Manevi tazminat tamamen hakimin takdirindedir. Hesaplamaya tabi değildir. Hakim tazminatı eylemin ağırlığı, tarafların ekonomik durumu ve tazminatın zenginleşmeye sebep olmaması gerekliliği gibi unsurları değerlendirerek takdir eder. Bu nedenle manevi tazminat talepli her davada muhakkak polis veya jandarma vasıtasıyla ekonomik durum soruşturması yaptırılır.
Manevi tazminat davası için Türk hukukunda güncel hukuki risk ne durumdadır?
Karşı vekalet ücreti kaldırılmıştır. Anayasa Mahkemesi, 2024/29 E. ve 2024/226 K. sayılı kararıyla, manevi tazminat davalarında reddedilen tutar için karşı vekalet ücretine hükmedilmesi uygulamasını iptal etmiştir. Karar, 14.03.2025 tarihli Resmî Gazete’de yayımlanarak yürürlüğe girmiştir.
Davacı karşı vekalet ücreti ödeme riski ile karşılaşmadan dilediği rakam üstünden davasını açabilir. Sadece dava reddedilirse veya kısmen kabul edilirse reddedilen kısım kadarıyla ödediği harç ve masraflar üstünde bırakılıp karşı tarafa yüklenmez.
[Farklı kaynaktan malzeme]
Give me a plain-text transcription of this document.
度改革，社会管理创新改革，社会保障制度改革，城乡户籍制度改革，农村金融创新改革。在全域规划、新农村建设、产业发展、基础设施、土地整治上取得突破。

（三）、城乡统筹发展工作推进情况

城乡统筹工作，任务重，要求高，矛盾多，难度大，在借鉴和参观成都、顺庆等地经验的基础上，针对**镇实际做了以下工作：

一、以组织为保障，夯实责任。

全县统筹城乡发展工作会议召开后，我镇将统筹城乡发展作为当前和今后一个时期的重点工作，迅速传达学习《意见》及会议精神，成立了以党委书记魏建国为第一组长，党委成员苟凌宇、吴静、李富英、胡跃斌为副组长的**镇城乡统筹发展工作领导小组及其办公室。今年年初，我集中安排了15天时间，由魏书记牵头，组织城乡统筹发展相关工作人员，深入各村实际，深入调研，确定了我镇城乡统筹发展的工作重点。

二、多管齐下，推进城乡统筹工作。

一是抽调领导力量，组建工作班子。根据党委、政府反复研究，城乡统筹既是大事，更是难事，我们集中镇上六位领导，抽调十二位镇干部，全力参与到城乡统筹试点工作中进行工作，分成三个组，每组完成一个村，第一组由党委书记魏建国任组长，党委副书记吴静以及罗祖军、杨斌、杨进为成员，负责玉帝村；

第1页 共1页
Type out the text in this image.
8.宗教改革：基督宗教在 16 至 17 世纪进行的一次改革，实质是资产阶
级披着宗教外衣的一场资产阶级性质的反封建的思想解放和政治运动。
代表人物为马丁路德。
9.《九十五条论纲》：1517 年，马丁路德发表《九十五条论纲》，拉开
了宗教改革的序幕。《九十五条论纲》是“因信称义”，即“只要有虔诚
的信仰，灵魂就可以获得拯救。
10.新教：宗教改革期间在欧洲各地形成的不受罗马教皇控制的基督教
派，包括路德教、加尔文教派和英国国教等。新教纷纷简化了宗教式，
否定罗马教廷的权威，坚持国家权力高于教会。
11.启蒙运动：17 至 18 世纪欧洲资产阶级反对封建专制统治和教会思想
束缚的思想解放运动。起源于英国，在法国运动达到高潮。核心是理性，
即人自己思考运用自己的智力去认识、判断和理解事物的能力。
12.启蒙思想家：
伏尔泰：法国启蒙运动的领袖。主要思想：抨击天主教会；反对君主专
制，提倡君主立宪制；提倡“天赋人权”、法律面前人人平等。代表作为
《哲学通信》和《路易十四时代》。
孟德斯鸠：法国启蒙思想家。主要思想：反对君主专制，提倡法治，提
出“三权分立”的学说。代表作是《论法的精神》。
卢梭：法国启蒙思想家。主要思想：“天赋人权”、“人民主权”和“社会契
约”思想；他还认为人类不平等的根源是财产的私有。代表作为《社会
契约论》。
Bu şekilde manevi tazminat davası açmanın önü açılmış ve cazip hale gelmiş durumdadır.
Boşanma davası ekinde talep edilen manevi tazminat konusunda nisbi harca tabi olmadığı gibi hukuki riski de neredeyse yoktur.
Boşanma davasında maddi manevi tazminat talep etmezsem dava kısa sürer mi?
Karşı tarafın siz tazminat talep etmediniz diye anlaşmalı boşanmayı kabul ederse kısa sürer. Anlaşmalı boşanmayı kabul etmeyip çekişmeye girerse yargılama gittiği yere kadar gider. Karşı taraf ek davalar açıp, istinaf ve temyiz haklarını sonuna kadar kullanıp yargılamayı 3-4 yıla kadar uzatabileceği gibi bazı hallerde daha da fazla uzatabilir. Bu nedenle koşulları oluşmuşsa boşanma davası ekinde tazminat istemekten çekinmeyin. Aksii halde tazminat davanızı harçlı olarak açmanız gerekebilir.
Manevi tazminat talep edilebilecek durumlardan bazıları:
1. Kişilik Haklarının İhlali
- Hakaret, iftira, tehdit, aşağılama veya onur kırıcı ifadeler
- Özel hayatın gizliliğinin ihlali (izinsiz fotoğraf, video veya bilgi paylaşımı)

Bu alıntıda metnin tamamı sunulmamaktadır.